他一摊双手,镣铐随着他的动作发出响声,在小室中格外明显。他迎着顾亭之的目光,平静地笑笑:“我怎么知道官府在等人。你们抓错人了——我最后并未杀人,就算要判刑,也不必如此大阵仗来审我吧?”

        听着他不慌不忙地诡辩,虞简悄悄磨了磨牙,分明是他犯下了数起命案,被官府逮捕归案,却敢矢口否认所有罪行,轻飘飘地一面前还敢毫不改口,当真是大景头一人了。

        夏青风,他还真是个刺头。

        顾亭之“哦”了一声,并不反驳他的话,低头望着指尖,轻声道:“如此说来,倒是我们误会了夏师傅了。”
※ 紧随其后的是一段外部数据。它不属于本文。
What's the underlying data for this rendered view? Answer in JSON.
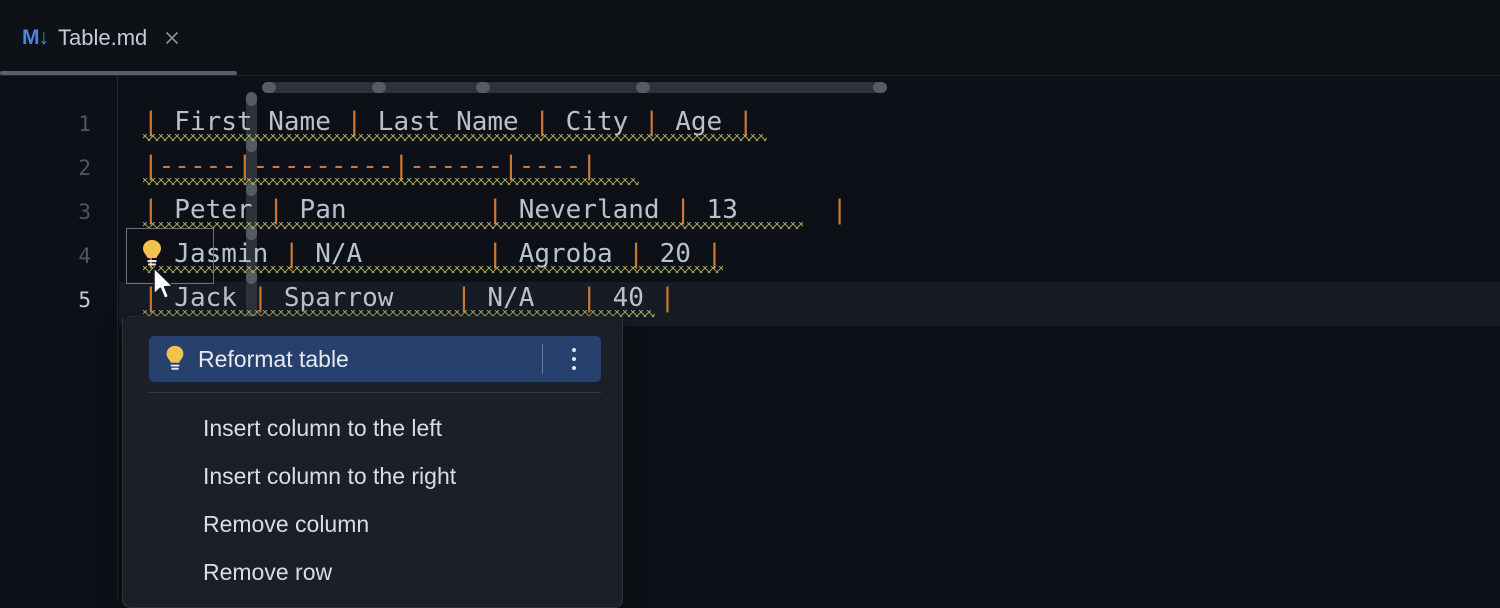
{
  "window": {
    "theme_background": "#0d1117",
    "accent_selected": "#27406e"
  },
  "tab": {
    "icon_name": "markdown-file-icon",
    "icon_glyph": "M↓",
    "title": "Table.md",
    "close_label": "×"
  },
  "editor": {
    "gutter_line_numbers": [
      "1",
      "2",
      "3",
      "4",
      "5"
    ],
    "current_line": "5",
    "lines": [
      {
        "number": "1",
        "text": "| First Name | Last Name | City | Age |",
        "tokens": [
          {
            "t": "|",
            "k": "pipe"
          },
          {
            "t": " First Name ",
            "k": "txt"
          },
          {
            "t": "|",
            "k": "pipe"
          },
          {
            "t": " Last Name ",
            "k": "txt"
          },
          {
            "t": "|",
            "k": "pipe"
          },
          {
            "t": " City ",
            "k": "txt"
          },
          {
            "t": "|",
            "k": "pipe"
          },
          {
            "t": " Age ",
            "k": "txt"
          },
          {
            "t": "|",
            "k": "pipe"
          }
        ]
      },
      {
        "number": "2",
        "text": "|-----|---------|------|----|",
        "tokens": [
          {
            "t": "|",
            "k": "pipe"
          },
          {
            "t": "-----",
            "k": "dash"
          },
          {
            "t": "|",
            "k": "pipe"
          },
          {
            "t": "---------",
            "k": "dash"
          },
          {
            "t": "|",
            "k": "pipe"
          },
          {
            "t": "------",
            "k": "dash"
          },
          {
            "t": "|",
            "k": "pipe"
          },
          {
            "t": "----",
            "k": "dash"
          },
          {
            "t": "|",
            "k": "pipe"
          }
        ]
      },
      {
        "number": "3",
        "text": "| Peter | Pan      | Neverland | 13     |",
        "tokens": [
          {
            "t": "|",
            "k": "pipe"
          },
          {
            "t": " Peter ",
            "k": "txt"
          },
          {
            "t": "|",
            "k": "pipe"
          },
          {
            "t": " Pan         ",
            "k": "txt"
          },
          {
            "t": "|",
            "k": "pipe"
          },
          {
            "t": " Neverland ",
            "k": "txt"
          },
          {
            "t": "|",
            "k": "pipe"
          },
          {
            "t": " 13      ",
            "k": "txt"
          },
          {
            "t": "|",
            "k": "pipe"
          }
        ]
      },
      {
        "number": "4",
        "text": "| Jasmin | N/A      | Agroba | 20 |",
        "tokens": [
          {
            "t": "|",
            "k": "pipe"
          },
          {
            "t": " Jasmin ",
            "k": "txt"
          },
          {
            "t": "|",
            "k": "pipe"
          },
          {
            "t": " N/A        ",
            "k": "txt"
          },
          {
            "t": "|",
            "k": "pipe"
          },
          {
            "t": " Agroba ",
            "k": "txt"
          },
          {
            "t": "|",
            "k": "pipe"
          },
          {
            "t": " 20 ",
            "k": "txt"
          },
          {
            "t": "|",
            "k": "pipe"
          }
        ]
      },
      {
        "number": "5",
        "text": "| Jack | Sparrow   | N/A   | 40 |",
        "tokens": [
          {
            "t": "|",
            "k": "pipe"
          },
          {
            "t": " Jack ",
            "k": "txt"
          },
          {
            "t": "|",
            "k": "pipe"
          },
          {
            "t": " Sparrow    ",
            "k": "txt"
          },
          {
            "t": "|",
            "k": "pipe"
          },
          {
            "t": " N/A   ",
            "k": "txt"
          },
          {
            "t": "|",
            "k": "pipe"
          },
          {
            "t": " 40 ",
            "k": "txt"
          },
          {
            "t": "|",
            "k": "pipe"
          }
        ]
      }
    ],
    "table": {
      "headers": [
        "First Name",
        "Last Name",
        "City",
        "Age"
      ],
      "rows": [
        [
          "Peter",
          "Pan",
          "Neverland",
          "13"
        ],
        [
          "Jasmin",
          "N/A",
          "Agroba",
          "20"
        ],
        [
          "Jack",
          "Sparrow",
          "N/A",
          "40"
        ]
      ]
    },
    "syntax_colors": {
      "pipe": "#cc7832",
      "text": "#b9c2cc",
      "squiggle": "#b8b858",
      "line_number": "#4f565f"
    }
  },
  "table_controls": {
    "column_bar_name": "column-resize-bar",
    "column_handles": 5,
    "row_bar_name": "row-resize-bar",
    "row_handles": 6
  },
  "intention": {
    "bulb_icon_name": "intention-bulb-icon",
    "bulb_color": "#f2c14e"
  },
  "menu": {
    "header": {
      "icon_name": "intention-bulb-icon",
      "label": "Reformat table",
      "more_icon_name": "more-vertical-icon"
    },
    "items": [
      {
        "label": "Insert column to the left"
      },
      {
        "label": "Insert column to the right"
      },
      {
        "label": "Remove column"
      },
      {
        "label": "Remove row"
      }
    ]
  },
  "pointer": {
    "icon_name": "mouse-pointer-cursor"
  }
}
        他的语气听不出情绪,一副客套而好脾气的模样。虞简不明其意,却明白师兄必然有他的计划,并不多言,听他继续道:“不过既然来都来了,夏师傅对于书画又是行家,不如替我回答几个疑问吧。”

        “骷髅画到底为什么受到天下画师推崇?此画不祥,不是世人皆知吗?”

        夏青风显然没有料到他就这么放过了自己,听到骷髅画的名字,立刻换了副神态,摇头道:“大人此话就错了。《苏安繁社图》是我画界瑰宝,其中价值不是三言两语就能说得清的。骷髅画的传言多为鬼神之说,对于画和解谨仙都是不敬,不必多提。”

        他说得认真,和刚刚死猪不怕开水烫的样子判若两人。顾亭之却仿佛听不出他话中敬意,不依不饶地继续提问:“可是坊间都说,解谨仙是用巫术才创作了骷髅画,如果传言是真,这幅画岂不是祸害?”

        他好整以暇地拍拍衣上灰尘,压低声音道:“不妨实话告诉夏师傅,我接手这个案子

        实在是身不由己。依我之见,妖画丢了最好不过了。”

        夏青风摇头,面有不悦:“《苏安繁社图》并不是妖画,大人慎言。”